Ningún fin de semana sin música: ‘Fantasía escocesa’ de Bruch

Ya hemos hablado de Max Bruch con anterioridad en este blog. Completó un catálogo muy amplio de obras pero son casi exclusivamente sus partituras para el violín o para el violín y la orquesta las interpretadas con una cierta frecuencia. Un detalle importante, que nos toca de cerca, es que fue amigo de Pablo Sarasate y a él le dedicó un buen puñado de partituras, incluidos sus conciertos Nos. 2 y 3 y esta Fantasía escocesa. Bruch tenía facilidad para empaparse de distintos folclores sin necesidad de profundizar mucho en su estudio. De hecho, escribió esta obra concertante, de notable longitud, sin haber vivido nunca, en el sentido estricto del término, en esa parte del Reino Unido. Sí fue durante varios años director de orquesta en Liverpool, pero hasta ahí llegó.
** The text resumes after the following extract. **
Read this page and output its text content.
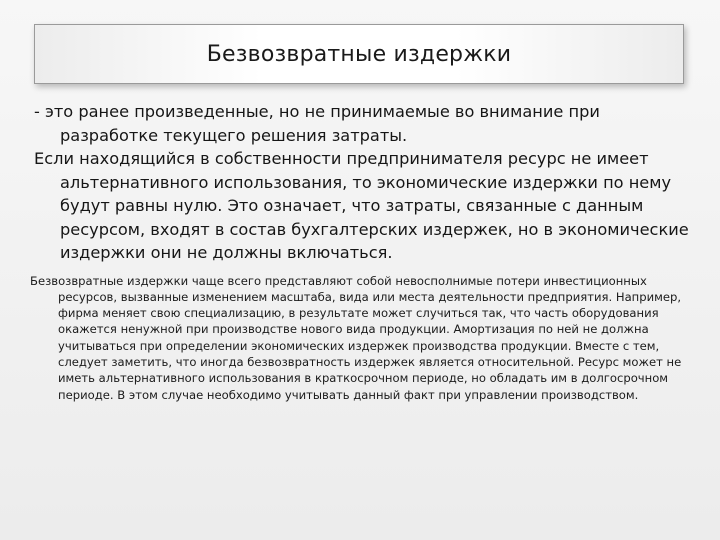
Безвозвратные издержки

- это ранее произведенные, но не принимаемые во внимание при разработке текущего решения затраты.

Если находящийся в собственности предпринимателя ресурс не имеет альтернативного использования, то экономические издержки по нему будут равны нулю. Это означает, что затраты, связанные с данным ресурсом, входят в состав бухгалтерских издержек, но в экономические издержки они не должны включаться.

Безвозвратные издержки чаще всего представляют собой невосполнимые потери инвестиционных ресурсов, вызванные изменением масштаба, вида или места деятельности предприятия. Например, фирма меняет свою специализацию, в результате может случиться так, что часть оборудования окажется ненужной при производстве нового вида продукции. Амортизация по ней не должна учитываться при определении экономических издержек производства продукции. Вместе с тем, следует заметить, что иногда безвозвратность издержек является относительной. Ресурс может не иметь альтернативного использования в краткосрочном периоде, но обладать им в долгосрочном периоде. В этом случае необходимо учитывать данный факт при управлении производством.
Esta obra toma inspiración de varios temas populares. Lo dice con toda claridad en su mismo título, que es bastante más largo de lo que habitualmente se indica: Fantasía para el violín con orquesta y arpa, con libre uso de melodías folclóricas escocesas. Para quienes conocen los conciertos de Bruch, la pieza les resultará familiar: ahí está ese toque de dramatismo del inicio, y luego la sucesión fluida de melodías, la elevada exigencia técnica para el solista y una orquestación de estilo tardorromántico. Se lo dejo en la versión de Jascha Heifetz, para muchos la mejor de entre las clásicas. Disfruten.